Questa domanda Gesù la rivolge anche a noi come comunità e come singoli: “chi sono io per voi e per te?”
Non basta una risposta “da catechismo”, ma Gesù vuole una riposta fatta con i gesti e la vita.
Una comunità che vive una fede solo di facciata domenicale, fatta di qualche rito e processione e non evolve nella solidarietà reciproca, nella comunione, nel perdono… è una comunità che alla domanda “chi sono io per voi” risponde con un “sei una bella tradizione” e basta…
E come singolo credente, se non amo il mio fratello nel quale più volte Gesù ha detto di esser presente, allora anche la mia risposta sarà debole e superficiale: “Gesù, per me non sei importante e non mi insegni nulla che valga la pena di seguire”
Mi fa riflettere una piccola storiella che mi ha raccontato un amico missionario:
Su un sentiero aspro e pieno di pietre ho incontrato una bambina che portava sulle spalle il suo fratellino. “Ciao ragazzina – gli dissi – stai portando un grande peso sulle tue spalle”.
Lei mi rispose: “Non è un peso, signore.

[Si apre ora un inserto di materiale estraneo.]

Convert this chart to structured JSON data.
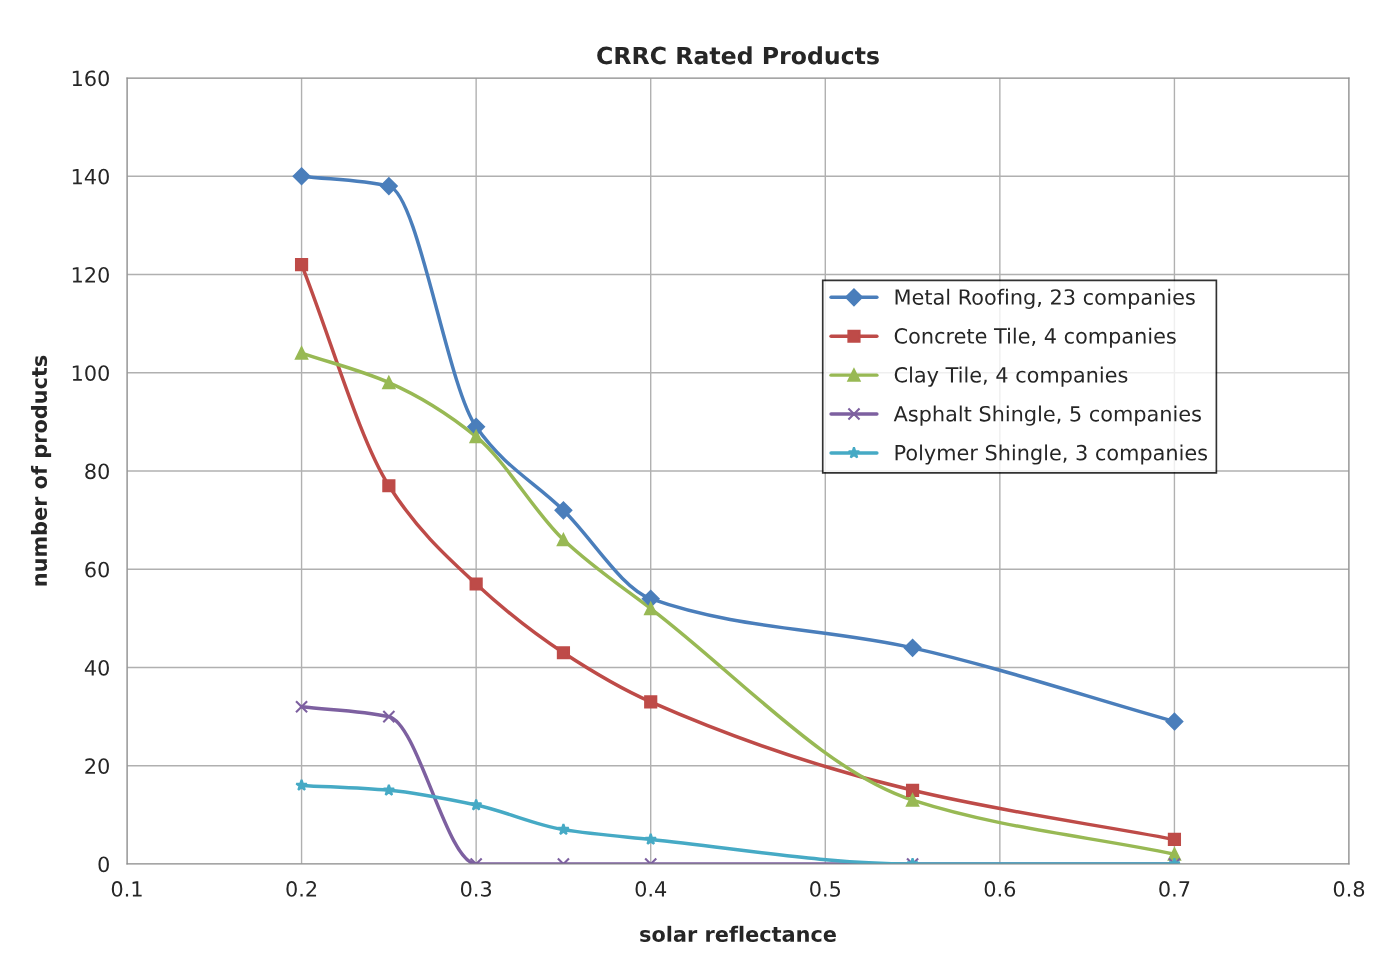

E’ mio fratello”
Giovanni don
Ciao don Giovanni! E’ vero che nei modi con cui stiamo con le persone e con il Signore noi lasciamo vedere chi sono per noi. E quando da loro e dal Signore sentiamo che siamo importanti, questo è un bell’incoraggiamento che ci fa superare anche relazioni meno immediate o a volte difficili. Ciao!
ciao carissimo, sempre in gamba, bella la storiella che il Signore ti accompagni sempre don Gino
Ogni peso, sorretto dalla fede e dall’amore, diventa leggero.
” Il Signore è come ombra che ti copre, e sta alla tua destra
Di giorno non ti colpirà il sole , nè la luna di notte”
Good idea and good thought for all.
The story is thought provoking.
May Good God Bless us.
d. Giovanni, sei forte, ma soprattutto sei profondo. E’ veramente bello “stare” con Lui e magari portare il fratello sulla spalla e nel cuore!
Ciao
Caro don Giovanni, sono molto belle le cose che scrivi.E profonde. Solo una cosa non riesco a capire: perchè in quasi tutti i tuoi commenti c’è sempre una contrapposizione tra una fede autentica, amorevole e una “di riti e tradizioni”? Secondo te Gesù che ha scelto nella Sua Chiesa (anche con i riti e le processioni) il metodo di essere presente e attuale nella storia non può essere amato rispettando e amando la Tradizione? Perchè ci deve sempre essere la distinzione tra il cristiano “bigotto” e quello “trendy” quello del “sentimento”?
Io credo che conoscere, capire, rispettare e amare la Chiesa anche nelle sue manifestazioni liturgiche esteriori e formali ci possa aiutare nell’amare il prossimo in quanto manifestazione di Cristo.
Non sono solo cose da “vecchiotti” o da poveri fissati.